Figure 5. Antibodies stabilization by encapsulation.

(a) Encapsulation efficiency studies for the C4scFv single chain Fv domain in spheres, cylinders, short, thin and thick fibres. The indicated error bars are the s.d. of the average of three different repeats, each one measure 10 times. Insert: schematic representation of the encapsulation and release of antibiody domains by NSF micrococoons: step (1) encapsulation, step (2) release. (b) Release kinetics for C4scFv from different NSF micrococoon shapes.
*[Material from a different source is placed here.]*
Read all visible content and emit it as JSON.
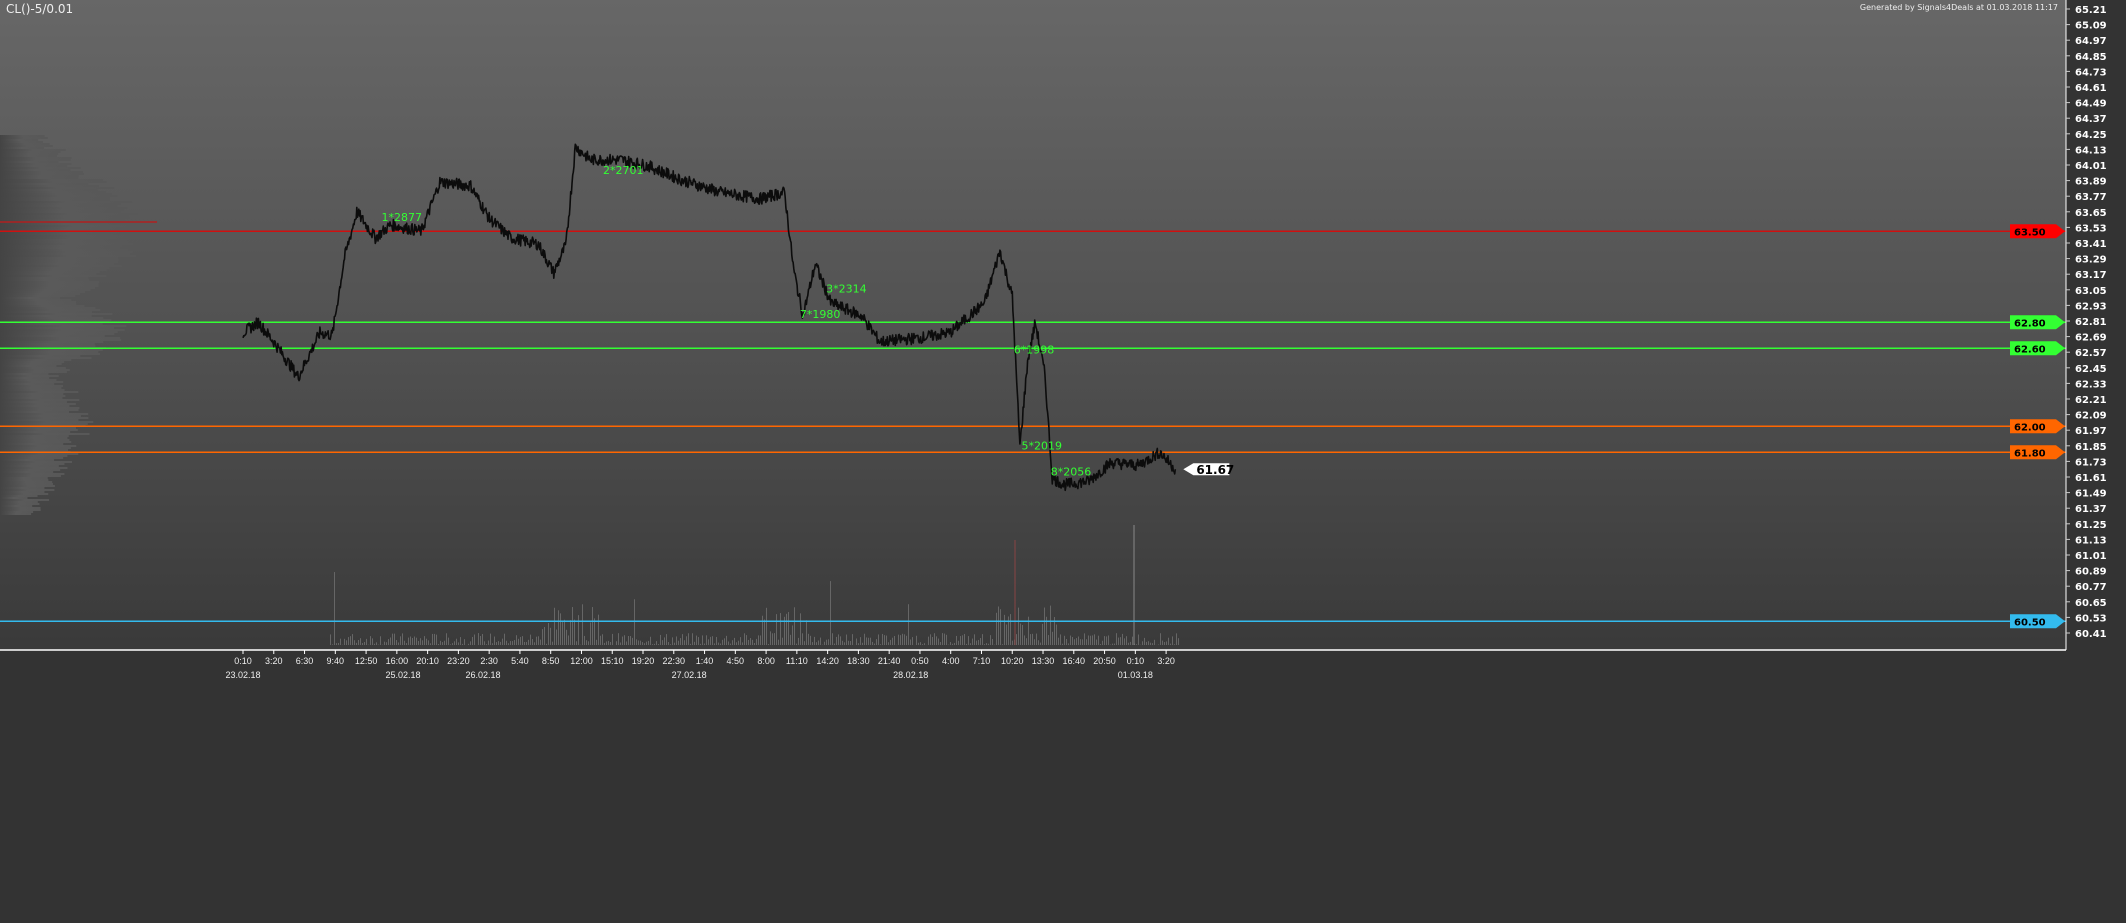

The indicated error bars are the s.d. of the average of three different repeats, each one measure 10 times. (c) Biacore sensorgrams of the binding of NbSyn86 to immobilized α-synuclein: (i) a control sample of monomeric NbSyn86, (ii) NbSyn86 after encapsulation and release treatment in the absence of NSF, (iii) NbSyn86 released from gelled NSF micrococoons (which contain ca. 2% of aggregated NSF), (iv) NbSyn86 released from gelled micrococoons which contain ca. 60% of aggregated NSF. (d) Graph of the equilibrium binding values for the different released NbSyn86 samples (as shown in c) versus the initial (pre-encapsulation) concentration of NbSyn86. The data were fitted to a 1:1 bimolecular binding model to estimate the affinity constant of NbSyn86 for α-synuclein, and were also used to estimate the loss of activity between samples. The indicated error bars are the s.d. of the average of three different repeats, each one measure five times.